A razão da divulgação que vou fazendo, aos tempos da minha geração que combateu em África, é uma forma de protesto contra a ofensiva campanha que os governantes e "retornados" lançaram contra os Combatentes logo após a descolonização. Por diversas vezes repudiei as palavras atiradas contra os valentes homens da Nação, que sofreram os efeitos da guerra. As culpas pelo abandono das terras africanas caíram todas sobre aqueles que mais sofreram o desgaste físico e psíquico por causa da guerra. Depois vinham os insultos: "cobardes, que deixaram entregar tudo aos pretos", "traidores, que deixaram os colonos portugueses abandonados à sua sorte", e muito mais.
Os Combatentes é que foram abandonados à sua sorte, engolindo a raiva e os fantasmas, sofrendo com os traumas e as mazelas que os castigam pela vida fora.
É por isso que tenho colaborado activamente na organização de Exposições fotográficas e conferências, em centros culturais e escolas, com vista a mostrar aos portugueses que a guerra foi uma tragédia para os que morreram ou ficaram estropiados e um flagelo para todos os outros que percorreram as picadas e os trilhos das matas africanas.
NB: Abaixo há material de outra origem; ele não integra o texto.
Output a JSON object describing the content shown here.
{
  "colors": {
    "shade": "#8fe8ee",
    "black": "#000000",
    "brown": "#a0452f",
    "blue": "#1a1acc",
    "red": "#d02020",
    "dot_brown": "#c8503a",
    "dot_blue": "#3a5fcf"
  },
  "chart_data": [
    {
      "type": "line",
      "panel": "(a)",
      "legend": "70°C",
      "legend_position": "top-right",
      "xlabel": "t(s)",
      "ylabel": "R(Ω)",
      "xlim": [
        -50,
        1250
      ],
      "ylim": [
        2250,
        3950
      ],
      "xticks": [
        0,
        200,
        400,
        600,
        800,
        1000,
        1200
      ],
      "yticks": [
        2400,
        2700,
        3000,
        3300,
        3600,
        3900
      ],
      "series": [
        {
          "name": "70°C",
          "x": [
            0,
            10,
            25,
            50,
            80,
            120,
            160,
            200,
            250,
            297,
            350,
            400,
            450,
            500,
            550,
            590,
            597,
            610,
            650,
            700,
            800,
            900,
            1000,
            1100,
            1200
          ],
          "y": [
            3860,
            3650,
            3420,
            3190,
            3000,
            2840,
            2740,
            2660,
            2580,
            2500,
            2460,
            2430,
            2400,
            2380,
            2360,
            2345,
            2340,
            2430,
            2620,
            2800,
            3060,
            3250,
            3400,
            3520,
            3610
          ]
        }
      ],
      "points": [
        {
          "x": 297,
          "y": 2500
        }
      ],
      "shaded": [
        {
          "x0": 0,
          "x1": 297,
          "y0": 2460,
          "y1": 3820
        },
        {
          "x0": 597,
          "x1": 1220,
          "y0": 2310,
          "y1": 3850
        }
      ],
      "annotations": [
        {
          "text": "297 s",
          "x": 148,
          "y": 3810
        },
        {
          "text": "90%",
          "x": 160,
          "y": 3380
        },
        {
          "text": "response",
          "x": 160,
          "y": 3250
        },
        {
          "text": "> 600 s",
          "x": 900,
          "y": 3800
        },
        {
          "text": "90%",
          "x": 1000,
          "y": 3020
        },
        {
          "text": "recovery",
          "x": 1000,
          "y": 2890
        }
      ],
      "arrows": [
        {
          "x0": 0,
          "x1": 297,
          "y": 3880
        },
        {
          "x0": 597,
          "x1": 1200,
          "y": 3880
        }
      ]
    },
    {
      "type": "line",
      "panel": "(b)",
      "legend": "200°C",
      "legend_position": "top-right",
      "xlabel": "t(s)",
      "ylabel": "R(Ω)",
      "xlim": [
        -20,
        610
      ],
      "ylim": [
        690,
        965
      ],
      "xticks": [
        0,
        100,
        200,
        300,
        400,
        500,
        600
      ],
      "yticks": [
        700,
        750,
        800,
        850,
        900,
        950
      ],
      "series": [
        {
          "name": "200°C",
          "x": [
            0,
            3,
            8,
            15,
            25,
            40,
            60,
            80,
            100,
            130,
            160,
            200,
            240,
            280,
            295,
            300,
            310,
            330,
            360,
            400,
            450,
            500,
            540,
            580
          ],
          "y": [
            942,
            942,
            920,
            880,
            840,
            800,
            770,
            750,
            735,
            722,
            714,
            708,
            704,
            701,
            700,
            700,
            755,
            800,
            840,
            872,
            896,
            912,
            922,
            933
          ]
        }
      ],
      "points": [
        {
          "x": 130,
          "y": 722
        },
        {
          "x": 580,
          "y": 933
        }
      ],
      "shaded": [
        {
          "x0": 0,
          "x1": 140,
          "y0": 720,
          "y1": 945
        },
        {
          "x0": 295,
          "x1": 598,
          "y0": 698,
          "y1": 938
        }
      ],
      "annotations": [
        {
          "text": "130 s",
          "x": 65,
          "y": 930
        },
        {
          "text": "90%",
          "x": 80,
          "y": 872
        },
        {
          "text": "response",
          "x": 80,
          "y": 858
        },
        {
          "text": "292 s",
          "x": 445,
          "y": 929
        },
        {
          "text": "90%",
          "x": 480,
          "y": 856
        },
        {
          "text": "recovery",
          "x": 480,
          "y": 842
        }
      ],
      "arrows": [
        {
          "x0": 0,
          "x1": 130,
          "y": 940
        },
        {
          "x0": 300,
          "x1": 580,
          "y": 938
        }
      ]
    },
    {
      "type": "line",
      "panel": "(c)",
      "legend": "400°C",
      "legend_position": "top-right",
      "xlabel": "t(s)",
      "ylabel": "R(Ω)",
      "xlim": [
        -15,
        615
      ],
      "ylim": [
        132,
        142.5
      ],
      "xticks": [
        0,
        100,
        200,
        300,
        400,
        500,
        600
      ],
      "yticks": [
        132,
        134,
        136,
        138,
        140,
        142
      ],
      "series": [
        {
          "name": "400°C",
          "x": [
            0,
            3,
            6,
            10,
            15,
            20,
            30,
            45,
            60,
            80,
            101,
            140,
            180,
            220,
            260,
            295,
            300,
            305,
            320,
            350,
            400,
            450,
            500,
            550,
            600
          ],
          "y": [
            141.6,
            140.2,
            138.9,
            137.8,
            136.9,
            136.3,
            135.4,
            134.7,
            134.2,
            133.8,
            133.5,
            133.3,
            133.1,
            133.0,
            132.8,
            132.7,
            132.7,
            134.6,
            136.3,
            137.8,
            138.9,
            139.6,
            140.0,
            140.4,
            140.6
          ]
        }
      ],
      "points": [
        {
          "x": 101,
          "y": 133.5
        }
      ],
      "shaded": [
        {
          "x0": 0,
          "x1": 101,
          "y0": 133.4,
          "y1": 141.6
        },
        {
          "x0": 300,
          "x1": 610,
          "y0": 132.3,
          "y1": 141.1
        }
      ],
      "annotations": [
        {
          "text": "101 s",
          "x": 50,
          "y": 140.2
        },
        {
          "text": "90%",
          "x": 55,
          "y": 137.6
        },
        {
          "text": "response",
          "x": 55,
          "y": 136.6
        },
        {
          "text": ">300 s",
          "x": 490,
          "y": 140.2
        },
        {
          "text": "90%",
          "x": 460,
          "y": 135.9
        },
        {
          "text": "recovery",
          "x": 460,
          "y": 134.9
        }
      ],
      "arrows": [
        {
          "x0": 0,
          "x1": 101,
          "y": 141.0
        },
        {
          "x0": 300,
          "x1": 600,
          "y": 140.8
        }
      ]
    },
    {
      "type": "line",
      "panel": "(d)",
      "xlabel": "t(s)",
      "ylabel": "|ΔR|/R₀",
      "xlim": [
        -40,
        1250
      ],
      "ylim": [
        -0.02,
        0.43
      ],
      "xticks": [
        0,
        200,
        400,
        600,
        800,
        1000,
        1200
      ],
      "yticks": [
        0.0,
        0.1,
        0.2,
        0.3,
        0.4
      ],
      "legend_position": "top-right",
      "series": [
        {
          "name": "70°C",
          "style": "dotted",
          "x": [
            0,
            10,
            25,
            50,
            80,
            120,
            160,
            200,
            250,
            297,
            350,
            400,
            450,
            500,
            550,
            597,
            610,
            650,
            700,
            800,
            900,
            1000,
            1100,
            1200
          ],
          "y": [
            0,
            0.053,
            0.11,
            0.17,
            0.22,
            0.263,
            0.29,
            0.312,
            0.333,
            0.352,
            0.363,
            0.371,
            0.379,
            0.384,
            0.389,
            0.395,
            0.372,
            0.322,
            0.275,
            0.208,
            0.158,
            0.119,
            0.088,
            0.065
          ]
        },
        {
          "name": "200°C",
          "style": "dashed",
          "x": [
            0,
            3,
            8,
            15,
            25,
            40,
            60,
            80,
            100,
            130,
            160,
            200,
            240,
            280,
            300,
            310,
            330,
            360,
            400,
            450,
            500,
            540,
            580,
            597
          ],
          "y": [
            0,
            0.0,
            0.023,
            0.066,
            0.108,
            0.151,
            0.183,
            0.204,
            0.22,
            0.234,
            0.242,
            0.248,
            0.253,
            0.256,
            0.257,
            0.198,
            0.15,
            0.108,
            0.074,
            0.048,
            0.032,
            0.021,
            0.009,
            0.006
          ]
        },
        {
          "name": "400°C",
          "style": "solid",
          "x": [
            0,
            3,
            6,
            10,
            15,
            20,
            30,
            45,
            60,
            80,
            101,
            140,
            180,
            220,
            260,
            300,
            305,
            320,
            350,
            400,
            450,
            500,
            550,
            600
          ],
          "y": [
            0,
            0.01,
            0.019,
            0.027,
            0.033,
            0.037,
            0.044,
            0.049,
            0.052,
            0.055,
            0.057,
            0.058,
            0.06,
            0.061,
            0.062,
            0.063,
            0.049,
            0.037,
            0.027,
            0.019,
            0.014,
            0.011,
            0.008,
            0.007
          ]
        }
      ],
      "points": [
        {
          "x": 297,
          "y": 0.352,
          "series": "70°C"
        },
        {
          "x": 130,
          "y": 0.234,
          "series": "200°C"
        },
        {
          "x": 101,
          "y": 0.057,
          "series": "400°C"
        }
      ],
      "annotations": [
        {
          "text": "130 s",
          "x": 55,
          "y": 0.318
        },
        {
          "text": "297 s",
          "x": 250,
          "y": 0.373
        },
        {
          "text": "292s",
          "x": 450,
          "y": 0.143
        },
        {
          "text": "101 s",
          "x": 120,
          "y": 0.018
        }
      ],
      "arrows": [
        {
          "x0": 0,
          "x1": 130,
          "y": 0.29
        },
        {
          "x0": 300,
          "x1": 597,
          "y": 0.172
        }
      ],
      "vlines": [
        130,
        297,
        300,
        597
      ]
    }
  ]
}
Além disso, participo na elaboração do “Projecto” de Estatuto dos Combatentes, com vista à sua negociação na Assembleia da República, através do qual serão reconhecidos os préstimos à Pátria; também não esquecemos que há mais de 1.700 mortos abandonados em terras africanas que não regressaram às terras das suas famílias, para o que contribuímos com uma recolha de 17.420 assinaturas numa Petição para o resgate de todos esses restos mortais para Portugal, a qual foi aprovada na Assembleia da República e entregue à Liga dos Combatentes em Junho de 2009. Através de negociações, intervenções na comunicação social ou de manifestações públicas, não vamos deixar que todos morram sem o devido reconhecimento.